As they walked into it, utterly oblivious to the danger, the cautious quartet heard around them a whizzing or whining sound that might have been produced by drowsing insects. They halted, then advanced more slowly.
Thus it was that they blundered into a haze of unseen stinging things that made them believe they had stumbled upon a wasp’s nest.
The first man encountered something thready but unyielding with his pistol barrel.
He received a shock from his own weapon, and doubled over in agony. The revolver fell.
The others, right behind him, slammed into the same strange stinging phenomenon.
Soon, all four were twitching and contorting and moaning as pain shot through every atom of their paralyzed bodies. Weapons hung frozen in their fingers, which began clutching spasmodically.
Crouched on either side, Doc Savage and Long Tom continued winding their spring-generator flashlights, out of which tiny wires trailed.
After a bit, Doc said, “Enough.”
Long Tom stopped, leaped up and socked a man in the jaw. He went down.
Emerging from concealment, Doc Savage wrapped massive fingers around the heads of two stunned foes and brought them together with an audible
bonk!
The pair collapsed into a pile of loose burlap gunnysacks.
That left one foe remaining. He was still recovering from his shocking experience.
Doc Savage took him by the back of the neck and made kneading motions that rendered him unable to move a muscle. Eyes remained open, able to see, but not to move.
“How many men does Cass have left?” demanded Doc.
The man stuttered out a number in his thick voice.
“Call for help,” directed Doc Savage.
The man made strangling sounds, indicating he had little control over his vocal apparatus.
Doc kneaded spinal nerve centers some more, permitting movement above the neck.
The man found his tongue, and started howling his head off.
“Cass! Come quickly! Hurry!”
At a nod from Doc Savage, Long Tom returned to his station in the tangled underbrush. Doc bundled his hapless prisoner under a massive arm and sank from sight. The man went silent, a victim of the bronze man’s surgical touch.

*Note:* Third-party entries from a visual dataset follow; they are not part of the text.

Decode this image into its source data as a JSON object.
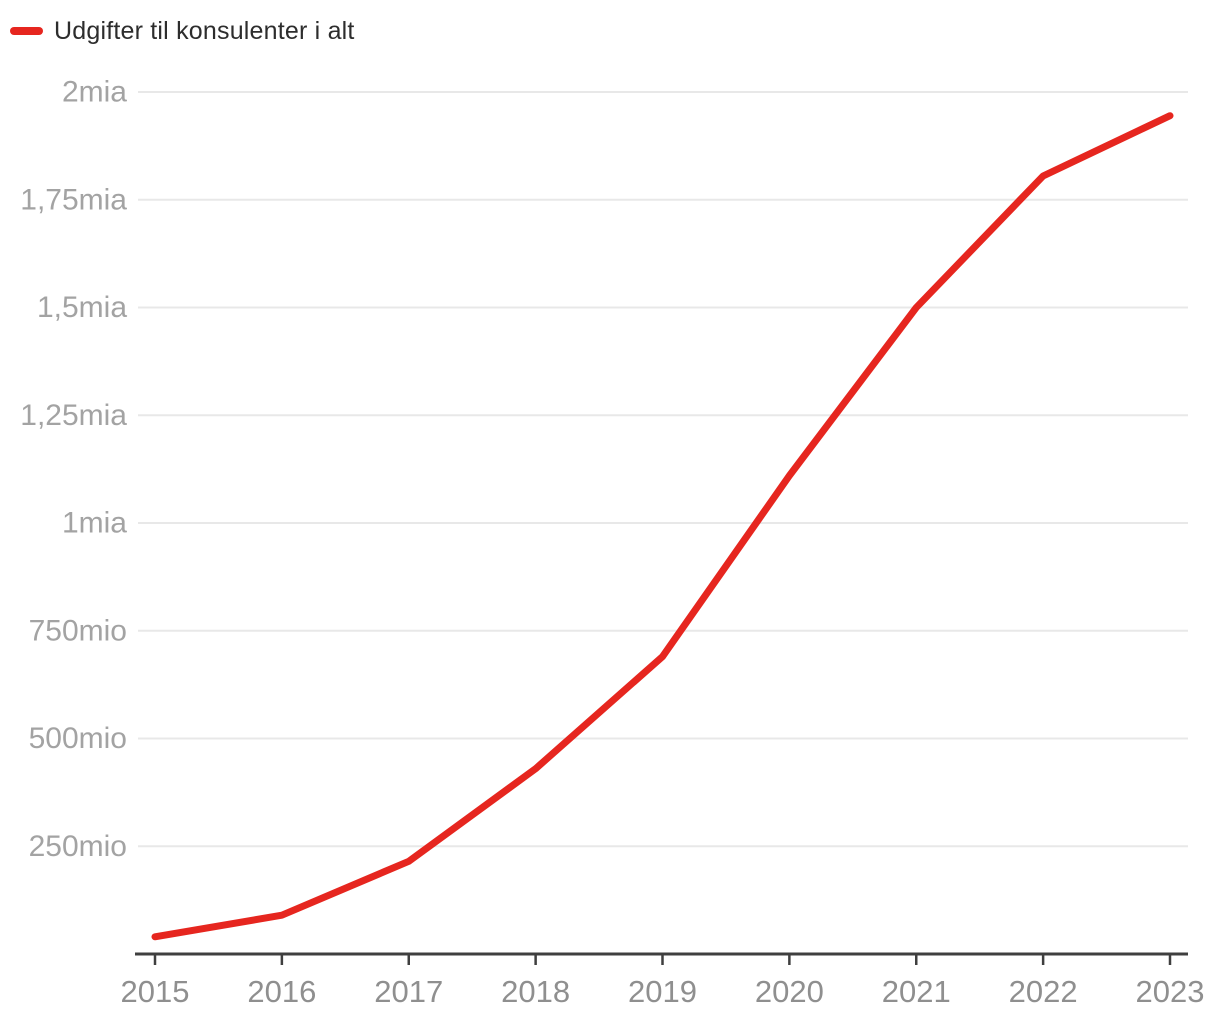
{
  "legend": {
    "label": "Udgifter til konsulenter i alt"
  },
  "colors": {
    "line": "#e6261f",
    "grid": "#e8e8e8",
    "axis": "#3f3f3f",
    "x_label": "#8f8f8f",
    "y_label": "#a3a3a3",
    "legend_text": "#2d2d2d",
    "background": "#ffffff"
  },
  "chart_data": {
    "type": "line",
    "title": "",
    "x": [
      "2015",
      "2016",
      "2017",
      "2018",
      "2019",
      "2020",
      "2021",
      "2022",
      "2023"
    ],
    "series": [
      {
        "name": "Udgifter til konsulenter i alt",
        "values_mio": [
          40,
          90,
          215,
          430,
          690,
          1110,
          1500,
          1805,
          1945
        ]
      }
    ],
    "y_ticks": [
      {
        "value_mio": 2000,
        "label": "2mia"
      },
      {
        "value_mio": 1750,
        "label": "1,75mia"
      },
      {
        "value_mio": 1500,
        "label": "1,5mia"
      },
      {
        "value_mio": 1250,
        "label": "1,25mia"
      },
      {
        "value_mio": 1000,
        "label": "1mia"
      },
      {
        "value_mio": 750,
        "label": "750mio"
      },
      {
        "value_mio": 500,
        "label": "500mio"
      },
      {
        "value_mio": 250,
        "label": "250mio"
      }
    ],
    "ylim_mio": [
      0,
      2000
    ],
    "grid": "horizontal",
    "legend_position": "top-left"
  }
}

There, they checked the wire connections between the spring-generator flashlights and the web of tiny superfine wires they had strung across the trail, spider-web fashion.

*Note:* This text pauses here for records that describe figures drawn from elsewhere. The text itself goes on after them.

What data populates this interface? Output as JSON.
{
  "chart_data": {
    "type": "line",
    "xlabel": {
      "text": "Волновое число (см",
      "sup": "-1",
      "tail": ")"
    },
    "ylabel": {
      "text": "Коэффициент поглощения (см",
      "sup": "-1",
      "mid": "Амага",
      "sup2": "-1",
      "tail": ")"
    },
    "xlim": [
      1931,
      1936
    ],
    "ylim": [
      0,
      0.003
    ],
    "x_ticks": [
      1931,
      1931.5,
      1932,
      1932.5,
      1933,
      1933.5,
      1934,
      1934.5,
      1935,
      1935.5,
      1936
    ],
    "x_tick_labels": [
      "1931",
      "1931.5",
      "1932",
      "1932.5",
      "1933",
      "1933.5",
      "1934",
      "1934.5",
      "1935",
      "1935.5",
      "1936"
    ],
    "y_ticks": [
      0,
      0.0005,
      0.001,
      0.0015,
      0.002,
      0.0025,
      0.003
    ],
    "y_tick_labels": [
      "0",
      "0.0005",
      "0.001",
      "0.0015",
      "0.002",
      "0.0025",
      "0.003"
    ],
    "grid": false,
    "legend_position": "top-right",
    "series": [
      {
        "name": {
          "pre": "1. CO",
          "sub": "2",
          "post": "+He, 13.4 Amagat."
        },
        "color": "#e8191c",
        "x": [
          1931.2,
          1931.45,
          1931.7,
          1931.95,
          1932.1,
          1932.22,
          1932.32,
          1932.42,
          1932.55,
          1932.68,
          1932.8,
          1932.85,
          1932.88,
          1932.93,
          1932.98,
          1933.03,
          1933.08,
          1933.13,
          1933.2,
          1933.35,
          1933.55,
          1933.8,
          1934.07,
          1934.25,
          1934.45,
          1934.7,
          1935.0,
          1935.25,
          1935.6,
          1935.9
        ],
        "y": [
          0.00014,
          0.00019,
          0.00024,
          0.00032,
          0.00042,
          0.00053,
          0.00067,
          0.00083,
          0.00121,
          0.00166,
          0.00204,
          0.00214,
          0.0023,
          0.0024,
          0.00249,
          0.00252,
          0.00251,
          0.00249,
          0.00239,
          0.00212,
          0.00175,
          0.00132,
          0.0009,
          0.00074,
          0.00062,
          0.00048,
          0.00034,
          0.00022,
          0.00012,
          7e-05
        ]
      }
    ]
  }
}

“More flies for the web,” Long Tom murmured as the tramp of footsteps came near.
But the puny electrical expert was overconfident. For the footsteps, they soon recognized, were not coming up from the beach, but from inland.

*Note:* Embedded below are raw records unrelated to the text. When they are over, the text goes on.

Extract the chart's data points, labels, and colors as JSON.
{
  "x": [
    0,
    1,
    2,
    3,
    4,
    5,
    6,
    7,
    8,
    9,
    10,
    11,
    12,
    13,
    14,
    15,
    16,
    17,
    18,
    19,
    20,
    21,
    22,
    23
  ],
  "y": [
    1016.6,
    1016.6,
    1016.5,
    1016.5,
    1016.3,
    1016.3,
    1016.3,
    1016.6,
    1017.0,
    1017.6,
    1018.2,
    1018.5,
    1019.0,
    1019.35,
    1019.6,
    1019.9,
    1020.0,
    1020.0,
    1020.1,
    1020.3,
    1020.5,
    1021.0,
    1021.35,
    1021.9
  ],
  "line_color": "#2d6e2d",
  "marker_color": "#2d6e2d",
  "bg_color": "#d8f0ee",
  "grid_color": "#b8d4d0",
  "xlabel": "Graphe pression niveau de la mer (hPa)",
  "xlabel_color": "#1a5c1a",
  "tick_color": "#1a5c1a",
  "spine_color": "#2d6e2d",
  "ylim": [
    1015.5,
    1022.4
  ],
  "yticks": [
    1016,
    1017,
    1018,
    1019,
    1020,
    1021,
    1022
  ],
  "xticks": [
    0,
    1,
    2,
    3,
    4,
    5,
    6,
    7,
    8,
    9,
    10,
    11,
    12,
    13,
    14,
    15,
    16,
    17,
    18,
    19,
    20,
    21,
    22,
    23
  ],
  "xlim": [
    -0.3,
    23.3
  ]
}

Doc Savage realized this first, and a flicker of concern animated his flake-gold eyes.
A moment later appeared a contingent of Ivan Cass’ men, driving Gulliver Greene, Spook Davis, and Saint Pete before them by gunpoint. Gulliver was packing Christopher Columbus over one shoulder. Leading the group was whale-like Harvell Braggs, his big stomach swinging from side to side.
Chapter XLIII
TABLES TURN TWICE
DOC SAVAGE, MAN OF BRONZE, took in the unexpected and unwelcome sight of the procession of captors and prisoners coming down the path without a change of expression.
His flake-gold eyes read the situation in flash parts of a second. Gulliver Greene had been seized in the act of freeing the prisoners, or shortly thereafter. This complicated an already involved picture.
Long Tom Roberts yanked his supermachine pistol from its underarm holster, trained the muzzle upon the oncoming parade, and awaited word from his bronze chief.
A rat scampered across the path, looking almost as large as an alley cat. Another followed it. They were foraging for food.
The group drew near.
Doc Savage told Long Tom, “Hold your fire, unless you obtain a clear shot at Cass’ men.”
“Right,” said Long Tom, who had no such luxury at the moment. The prisoners would catch most of the mercy slugs he sent their way. Although they would not prove fatal, the bullfiddle roar of the tiny superfirer would attract Cass and his men, who would no doubt execute the helpless prisoners if he lost the upper hand.
Motioning for Long Tom to fade back into the underbrush, Doc Savage stepped into view, revealing himself.
Doc Savage had once been described by a journalist with a flair for a colorful turn of phrase as resembling a well-oiled machine of muscles, sinew and cables. In the mid-morning sunlight, he perfectly fit that description. Caught unprepared, Cass’ men froze.